The APC dominated ‘house of deal’ was soon to be haunted by more scandals. On January 11, 2017, the Nigerian Customs had intercepted and impounded a British made Range Rover SUV which carried documents that claimed its chassis number was “SALGV3TF3EA190243”, valued at N298million with an alleged fake documents presented by the driver showing payment of N8million as against expected customs duty of N74million. Investigation later confirmed the vehicle belonged to the President of the Senate, Dr Bukola Saraki.

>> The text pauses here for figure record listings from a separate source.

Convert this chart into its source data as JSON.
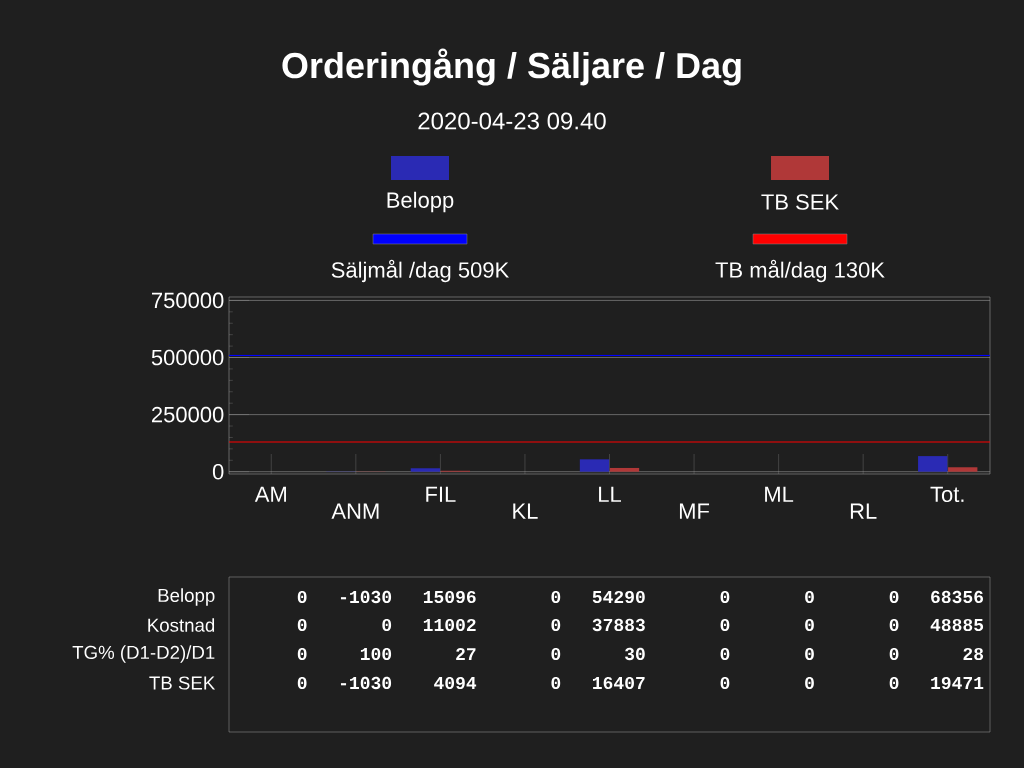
{
  "chart_data": {
    "type": "bar",
    "title": "Orderingång / Säljare / Dag",
    "subtitle": "2020-04-23 09.40",
    "categories": [
      "AM",
      "ANM",
      "FIL",
      "KL",
      "LL",
      "MF",
      "ML",
      "RL",
      "Tot."
    ],
    "series": [
      {
        "name": "Belopp",
        "color": "#2a2ab4",
        "values": [
          0,
          -1030,
          15096,
          0,
          54290,
          0,
          0,
          0,
          68356
        ]
      },
      {
        "name": "TB SEK",
        "color": "#b03838",
        "values": [
          0,
          -1030,
          4094,
          0,
          16407,
          0,
          0,
          0,
          19471
        ]
      }
    ],
    "ylim": [
      -10000,
      765000
    ],
    "yticks": [
      0,
      250000,
      500000,
      750000
    ],
    "grid": "y",
    "ref_lines": [
      {
        "axis": "y",
        "value": 509000,
        "label": "Säljmål /dag 509K",
        "color": "#0000ff"
      },
      {
        "axis": "y",
        "value": 130000,
        "label": "TB mål/dag 130K",
        "color": "#ff0000"
      }
    ],
    "legend": "top",
    "data_labels": true,
    "annotations": [
      "Kostnad",
      "0",
      "0",
      "11002",
      "0",
      "37883",
      "0",
      "0",
      "0",
      "48885",
      "TG% (D1-D2)/D1",
      "0",
      "100",
      "27",
      "0",
      "30",
      "0",
      "0",
      "0",
      "28"
    ]
  }
}
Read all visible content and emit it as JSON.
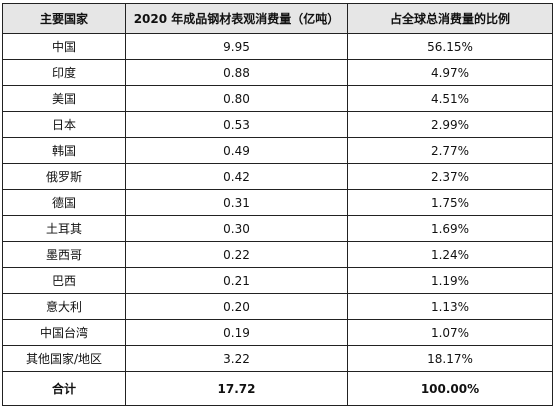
{
  "table": {
    "header": [
      "主要国家",
      "2020 年成品钢材表观消费量（亿吨）",
      "占全球总消费量的比例"
    ],
    "rows": [
      [
        "中国",
        "9.95",
        "56.15%"
      ],
      [
        "印度",
        "0.88",
        "4.97%"
      ],
      [
        "美国",
        "0.80",
        "4.51%"
      ],
      [
        "日本",
        "0.53",
        "2.99%"
      ],
      [
        "韩国",
        "0.49",
        "2.77%"
      ],
      [
        "俄罗斯",
        "0.42",
        "2.37%"
      ],
      [
        "德国",
        "0.31",
        "1.75%"
      ],
      [
        "土耳其",
        "0.30",
        "1.69%"
      ],
      [
        "墨西哥",
        "0.22",
        "1.24%"
      ],
      [
        "巴西",
        "0.21",
        "1.19%"
      ],
      [
        "意大利",
        "0.20",
        "1.13%"
      ],
      [
        "中国台湾",
        "0.19",
        "1.07%"
      ],
      [
        "其他国家/地区",
        "3.22",
        "18.17%"
      ]
    ],
    "total": [
      "合计",
      "17.72",
      "100.00%"
    ]
  }
}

Then Colonel Dangiwa Umar, a highly principled former military administrator of Kaduna State spoke of an influential senator, who used his company to import 1,200 metric tons of rice in 30-40foot containers, fraudulently declared as yeast to evade payment of appropriate duties. The importer went scot free while “the leader of the Senate Committee on Customs, Excise &Tariff” put the blame on the clearing agent.

The same senator was also said to own a company that secured a contract to dredge the Calabar Channel which the Bureau of Public Procurement condemned as violating all due processes. The senator “demanded and got a whopping $12.5million upfront payment from the Nigeria Port Authority (NPA) and even requested for a purported balance of $22million” despite the fact that there was no evidence the contract was ever executed.

Thomas Browne 1642 said: “Charity begins at home is the voice of the world: yet is every man his greatest enemy”.

President Buhari and his Change slogan have woefully failed the test. Real change should come in 2023 where stolen public funds through any mean from all those rogues and their hangers-on, appendages, bootlickers and sycophants be retrieved to sanitize the abnormality threatening the comfort of the bread liners in the majority.